Toronto, Taxation and Environment

by StFerdIII

The environment and the attendant costs associated with ‘sustainable development’ needs a full discussion. Nobody denies that environmental protection is important but the left’s campaign to paint a world of incipient doom eradicates its credibility. The base fact is that on all accounts (including reducing poverty by 50 %), the environment is better today not worse than 50 years ago.

Kyoto:
The environment has the potential to become a tax monster much like Health Care. Feel good philosophies without empirical evidence (such as universality), or even moral support are easily funded by politicians shopping for votes.
Canada spends about 1-2 % of its GDP on environmental costs and protection. The Kyoto accord will add another 2 % of GDP costs and raise taxes on transportation, car sales, appliance sales, and fuel. There is importantly no empirical evidence supporting the science of Kyoto. CFC and global warming gaseous emissions are 95 % biomass related (natural) and 5 % from mankind. Canada emits 2 % of the global total, so for the cost of billions in lost GDP Canadians are being asked to support taxation and more government bureaucracy to reduce 5 % x .02 or .01 % of total world CFC emissions. Not only is the science unsupported the economics of Kyoto is madness.
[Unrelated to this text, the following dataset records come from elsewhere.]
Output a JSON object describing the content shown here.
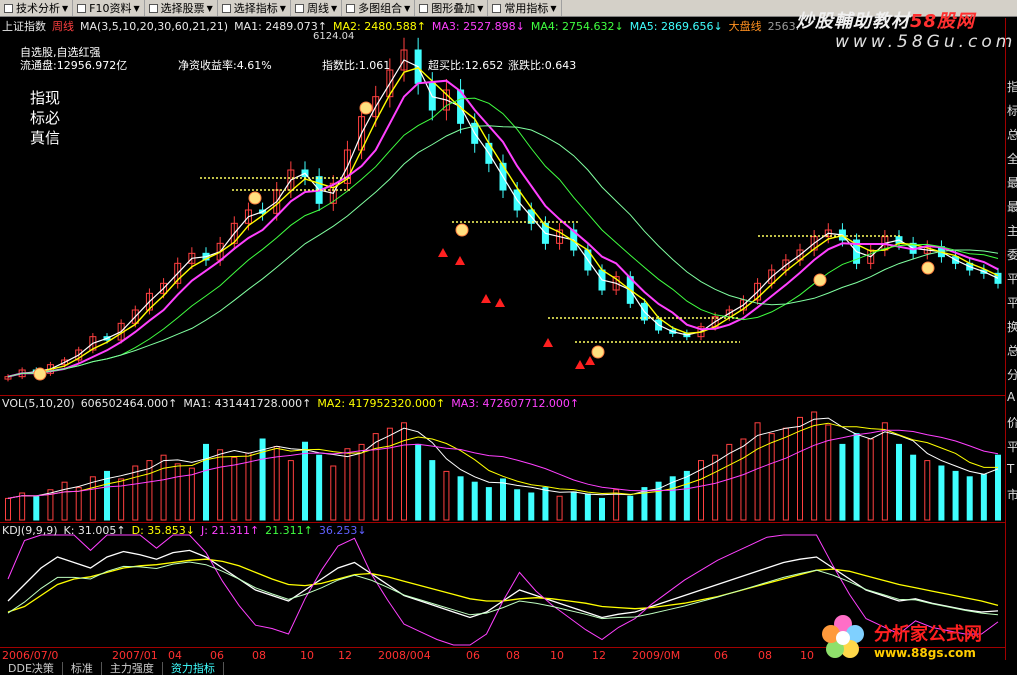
{
  "toolbar": {
    "items": [
      {
        "label": "技术分析",
        "icon": "chart-icon"
      },
      {
        "label": "F10资料",
        "icon": "doc-icon"
      },
      {
        "label": "选择股票",
        "icon": "stock-icon"
      },
      {
        "label": "选择指标",
        "icon": "indicator-icon"
      },
      {
        "label": "周线",
        "icon": "period-icon"
      },
      {
        "label": "多图组合",
        "icon": "multi-chart-icon"
      },
      {
        "label": "图形叠加",
        "icon": "overlay-icon"
      },
      {
        "label": "常用指标",
        "icon": "common-indicator-icon"
      }
    ]
  },
  "main_header": {
    "title": "上证指数",
    "period": "周线",
    "ma_params": "MA(3,5,10,20,30,60,21,21)",
    "ma1": "MA1: 2489.073↑",
    "ma2": "MA2: 2480.588↑",
    "ma3": "MA3: 2527.898↓",
    "ma4": "MA4: 2754.632↓",
    "ma5": "MA5: 2869.656↓",
    "dapan": "大盘线",
    "dapan_val": "2563."
  },
  "info": {
    "line1": "自选股,自选红强",
    "line2": "流通盘:12956.972亿",
    "roe": "净资收益率:4.61%",
    "peak": "6124.04",
    "zhishubi": "指数比:1.061",
    "chaomaibi": "超买比:12.652",
    "zhangdiebi": "涨跌比:0.643"
  },
  "slogan": "指现标必真信",
  "watermark": {
    "text": "炒股輔助教材",
    "brand": "58股网",
    "url": "www.58Gu.com"
  },
  "vol_header": {
    "name": "VOL(5,10,20)",
    "val": "606502464.000↑",
    "ma1": "MA1: 431441728.000↑",
    "ma2": "MA2: 417952320.000↑",
    "ma3": "MA3: 472607712.000↑"
  },
  "kdj_header": {
    "name": "KDJ(9,9,9)",
    "k": "K: 31.005↑",
    "d": "D: 35.853↓",
    "j": "J: 21.311↑",
    "k2": "21.311↑",
    "d2": "36.253↓"
  },
  "right_axis_chars": [
    "指",
    "标",
    "总",
    "全",
    "最",
    "最",
    "主",
    "委",
    "平",
    "平",
    "换",
    "总",
    "分",
    "A",
    "价",
    "平",
    "T",
    "市"
  ],
  "xaxis": {
    "labels": [
      "2006/07/0",
      "2007/01",
      "04",
      "06",
      "08",
      "10",
      "12",
      "2008/004",
      "06",
      "08",
      "10",
      "12",
      "2009/0M",
      "06",
      "08",
      "10"
    ]
  },
  "bottom_tabs": [
    "DDE决策",
    "标准",
    "主力强度",
    "资力指标"
  ],
  "logo": {
    "cn": "分析家公式网",
    "url": "www.88gs.com"
  },
  "colors": {
    "up": "#ff4040",
    "down": "#40ffff",
    "ma_white": "#ffffff",
    "ma_yellow": "#ffff00",
    "ma_magenta": "#ff40ff",
    "ma_green": "#40ff40",
    "ma_lime": "#80ffa0",
    "axis": "#a00000"
  },
  "chart_data": {
    "type": "line",
    "price": [
      1200,
      1300,
      1250,
      1380,
      1450,
      1600,
      1800,
      1750,
      2000,
      2200,
      2450,
      2600,
      2900,
      3050,
      2950,
      3200,
      3500,
      3700,
      3650,
      4000,
      4300,
      4200,
      3800,
      4100,
      4600,
      5100,
      5400,
      5800,
      6100,
      5600,
      5200,
      5500,
      5000,
      4700,
      4400,
      4000,
      3700,
      3500,
      3200,
      3400,
      3100,
      2800,
      2500,
      2700,
      2300,
      2050,
      1900,
      1850,
      1800,
      1950,
      2100,
      2200,
      2350,
      2600,
      2800,
      2950,
      3100,
      3300,
      3400,
      3250,
      2900,
      3100,
      3300,
      3200,
      3050,
      3150,
      3000,
      2900,
      2800,
      2750,
      2600
    ],
    "volume": [
      0.2,
      0.25,
      0.22,
      0.28,
      0.35,
      0.3,
      0.4,
      0.45,
      0.38,
      0.5,
      0.55,
      0.6,
      0.52,
      0.48,
      0.7,
      0.65,
      0.58,
      0.62,
      0.75,
      0.68,
      0.55,
      0.72,
      0.6,
      0.5,
      0.66,
      0.7,
      0.8,
      0.85,
      0.9,
      0.7,
      0.55,
      0.45,
      0.4,
      0.35,
      0.3,
      0.38,
      0.28,
      0.25,
      0.3,
      0.22,
      0.26,
      0.24,
      0.2,
      0.28,
      0.22,
      0.3,
      0.35,
      0.4,
      0.45,
      0.55,
      0.6,
      0.7,
      0.75,
      0.9,
      0.8,
      0.85,
      0.95,
      1.0,
      0.88,
      0.7,
      0.8,
      0.75,
      0.9,
      0.7,
      0.6,
      0.55,
      0.5,
      0.45,
      0.4,
      0.42,
      0.6
    ],
    "k": [
      40,
      55,
      70,
      80,
      75,
      70,
      80,
      85,
      82,
      78,
      84,
      86,
      80,
      70,
      60,
      50,
      45,
      40,
      50,
      60,
      70,
      75,
      65,
      55,
      45,
      40,
      35,
      30,
      25,
      30,
      40,
      50,
      45,
      40,
      35,
      30,
      25,
      28,
      30,
      35,
      40,
      45,
      50,
      55,
      60,
      65,
      70,
      75,
      78,
      80,
      70,
      60,
      50,
      45,
      40,
      42,
      38,
      35,
      32,
      30,
      31
    ],
    "d": [
      30,
      35,
      45,
      55,
      60,
      62,
      66,
      70,
      72,
      73,
      75,
      77,
      78,
      76,
      72,
      66,
      60,
      55,
      54,
      56,
      60,
      64,
      65,
      62,
      58,
      54,
      50,
      46,
      42,
      40,
      40,
      42,
      43,
      42,
      40,
      38,
      35,
      34,
      33,
      34,
      36,
      38,
      41,
      44,
      48,
      52,
      56,
      60,
      64,
      68,
      69,
      67,
      63,
      59,
      55,
      52,
      49,
      46,
      43,
      40,
      36
    ]
  }
}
Why is the environment an important issue for
Toronto?
If
Kyoto and other government and inter-governmental non Canadian accords are signed and put into place Toronto will carry the largest tax burden. We will again be funding other Canadian provinces through higher taxes, industry displacement and the support of more government bureaucrats looking to justify their existence.

Toronto if need be should unilaterally reject any accord not signed by its representatives which harms the City’s ability to create a dynamic economy. Energy is vital for a thriving economy. Contrary to the junk scientists we have enough oil deposits and reserves to last 200 hundred years, and well within that period both wind and solar energy will become economical aiding in replacing oil and coal and decreasing by natural market place innovation our dependence on fossil fuels. This is especially relevant for agricultural production which is by far the largest user of energy.